Chelsea took on Tottenham Hotspur away from home as the Blues looked desperately to turn things around in a season that is rapidly turning sour. However, in a performance that was devoid both devoid of fight as well as clear patterns of play, CFC allowed themselves to be rolled over in the second half as goals from Oliver Skipp and Harry Kane condemned Potter to back-to-back defeats in the Premier League. Here are the lessons learnt from Spurs 2, Chelsea 0.
No away wins in the league since October and only two wins since the beginning of November. Wherever you turn to, be it social media, the morning papers or the post-match commentary, damning statistics regarding Chelsea’s form permeate the senses. These are troublesome times for Graham Potter and it is almost inescapable now, just how badly the Englishman is underperforming in his role.
Sunday’s terrible performance came off the back of a week of fighting talk from both the club and Potter himself. Quotes directly addressing Potter’s supposed “lack of fight” and how the board are still fully backing him and his ability to carry the team through this crisis period were, unfortunately, not backed up by tangible performances and results on the pitch. Against a Spurs team that were not in a great vein of form who very much regard Chelsea as a bogey team – having never won against the Blues at their new Tottenham Hotspur Stadium – Potter’s side simply failed to turn up. There was absolutely no desire or fight from the players and the team utterly collapsed, seemingly under the weight of the expectations placed upon them to turn things around, after Oliver Skipp opened the scoring for the home side.
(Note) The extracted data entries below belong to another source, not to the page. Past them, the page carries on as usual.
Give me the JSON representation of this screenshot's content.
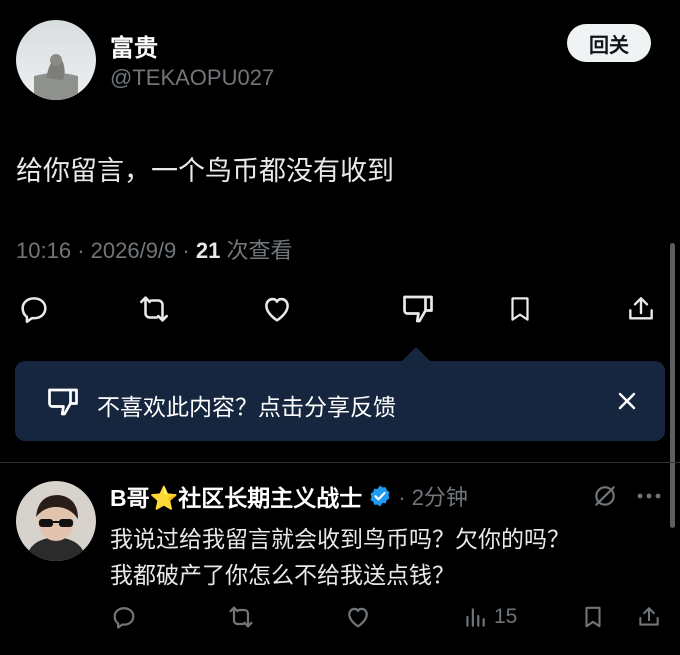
{
  "post": {
    "author_name": "富贵",
    "handle": "@TEKAOPU027",
    "follow_label": "回关",
    "text": "给你留言，一个鸟币都没有收到",
    "time": "10:16",
    "sep1": "·",
    "date": "2026/9/9",
    "sep2": "·",
    "views_count": "21",
    "views_label": "次查看"
  },
  "feedback": {
    "text": "不喜欢此内容？点击分享反馈"
  },
  "reply": {
    "author_name": "B哥⭐社区长期主义战士",
    "time": "· 2分钟",
    "text_line1": "我说过给我留言就会收到鸟币吗？欠你的吗？",
    "text_line2": "我都破产了你怎么不给我送点钱？",
    "views_count": "15"
  },
  "colors": {
    "background": "#000000",
    "accent": "#1d9bf0",
    "muted": "#71767b",
    "feedback_bg": "#16263f"
  },
  "icons": [
    "reply-icon",
    "repost-icon",
    "like-icon",
    "dislike-icon",
    "bookmark-icon",
    "share-icon",
    "close-icon",
    "verified-icon",
    "mute-icon",
    "more-icon",
    "views-icon"
  ]
}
As was the case against Southampton the weekend before, Potter once again had a full week to prepare his team for this crucial fixture against a fierce London rival. However, nothing on Sunday would suggest that Potter had made use of the time he had on the training ground to any particular effect. The performance remained flat and the players looked devoid of ideas on the pitch – often not for the lack of trying. This would seem to suggest that the issues on the pitch come from above the players, and land squarely on the shoulders of the manager. Potter just seems incapable of bringing out the best in these group of players. More worrying is the lack of signs that things are going to get any better any time soon. Managers have been sacked for less at Chelsea, and as much as the new board continues to toe the line that “things are different now” and preach for patience, things are not looking great for the man in the CFC hotseat at the moment.